Turismo

Roberto Faria: “Turismo doméstico deve ser prioridade para o Rio”

Roberto Faria, diretor-presidente da Rodoviária do Rio, diz que está tudo pronto para receber os turistas no Carnaval e faz alerta sobre trânsito no Porto

28 de janeiro de 2019
Roberto Faria está na Rodoviária do Rio há 25 anos (f DiPo)

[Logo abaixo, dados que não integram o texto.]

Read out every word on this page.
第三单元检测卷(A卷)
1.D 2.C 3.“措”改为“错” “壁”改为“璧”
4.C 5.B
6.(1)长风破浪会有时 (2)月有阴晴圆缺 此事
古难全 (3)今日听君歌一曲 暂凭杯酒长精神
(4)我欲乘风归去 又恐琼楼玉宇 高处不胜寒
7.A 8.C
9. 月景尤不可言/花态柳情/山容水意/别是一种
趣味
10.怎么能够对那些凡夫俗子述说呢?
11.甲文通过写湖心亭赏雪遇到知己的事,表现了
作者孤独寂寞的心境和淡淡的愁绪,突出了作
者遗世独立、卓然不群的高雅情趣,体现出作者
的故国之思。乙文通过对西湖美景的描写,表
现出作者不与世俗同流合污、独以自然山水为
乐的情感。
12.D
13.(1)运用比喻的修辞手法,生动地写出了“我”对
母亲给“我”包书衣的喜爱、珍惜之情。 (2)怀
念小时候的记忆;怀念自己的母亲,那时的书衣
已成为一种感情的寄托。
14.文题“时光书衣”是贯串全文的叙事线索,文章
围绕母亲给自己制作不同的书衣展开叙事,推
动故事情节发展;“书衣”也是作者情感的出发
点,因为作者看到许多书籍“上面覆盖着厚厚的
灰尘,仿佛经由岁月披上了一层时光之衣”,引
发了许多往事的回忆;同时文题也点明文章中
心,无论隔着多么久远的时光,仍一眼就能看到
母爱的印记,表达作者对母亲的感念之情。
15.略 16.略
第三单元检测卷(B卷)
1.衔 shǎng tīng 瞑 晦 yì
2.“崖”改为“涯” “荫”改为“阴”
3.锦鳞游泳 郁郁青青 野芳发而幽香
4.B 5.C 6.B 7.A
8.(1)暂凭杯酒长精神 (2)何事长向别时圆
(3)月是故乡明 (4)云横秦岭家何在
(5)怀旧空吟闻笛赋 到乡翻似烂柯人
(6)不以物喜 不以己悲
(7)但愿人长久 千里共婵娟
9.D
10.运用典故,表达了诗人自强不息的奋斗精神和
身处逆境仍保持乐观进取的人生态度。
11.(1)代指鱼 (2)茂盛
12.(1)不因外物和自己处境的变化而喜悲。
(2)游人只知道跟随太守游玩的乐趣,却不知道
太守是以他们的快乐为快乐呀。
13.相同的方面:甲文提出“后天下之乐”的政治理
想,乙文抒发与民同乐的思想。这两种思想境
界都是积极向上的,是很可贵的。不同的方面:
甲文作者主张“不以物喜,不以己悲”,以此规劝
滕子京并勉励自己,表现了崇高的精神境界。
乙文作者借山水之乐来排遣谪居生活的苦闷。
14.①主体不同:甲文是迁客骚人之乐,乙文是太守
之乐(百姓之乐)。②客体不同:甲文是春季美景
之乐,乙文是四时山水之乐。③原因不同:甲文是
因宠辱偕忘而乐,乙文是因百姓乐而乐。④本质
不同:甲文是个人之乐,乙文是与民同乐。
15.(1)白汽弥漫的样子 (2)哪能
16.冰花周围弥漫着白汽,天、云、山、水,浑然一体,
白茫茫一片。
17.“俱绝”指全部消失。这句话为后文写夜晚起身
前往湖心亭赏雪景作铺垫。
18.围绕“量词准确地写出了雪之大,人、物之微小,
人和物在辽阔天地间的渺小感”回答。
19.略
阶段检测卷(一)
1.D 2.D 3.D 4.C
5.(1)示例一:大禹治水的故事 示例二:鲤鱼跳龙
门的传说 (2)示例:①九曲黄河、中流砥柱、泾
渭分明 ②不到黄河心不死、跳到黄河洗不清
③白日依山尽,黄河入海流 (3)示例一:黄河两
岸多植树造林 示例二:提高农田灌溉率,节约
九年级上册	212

Compartilhe essa notícia em sua rede social:

Ele conhece a região do Porto bem antes de ela merecer o adjetivo Maravilha. Roberto Faria, diretor-presidente da Rodoviária do Rio, começou a trabalhar na empresa há 25 anos, como engenheiro de manutenção, e acompanhou todas as mudanças ocorridas na região. Hoje, é um entusiasta das potencialidades turísticas do Porto Maravilha, principalmente para atrair visitantes do interior do Rio e de Estados vizinhos. Pensando nesse público, Roberto e sua equipe preparam um projeto para incentivar a vinda de turistas de um dia, pessoas interessadas em conhecer os museus do Amanhã e de Arte do Rio, o Aqua Rio, o cais do Valongo, a Orla Conde e outras atrações.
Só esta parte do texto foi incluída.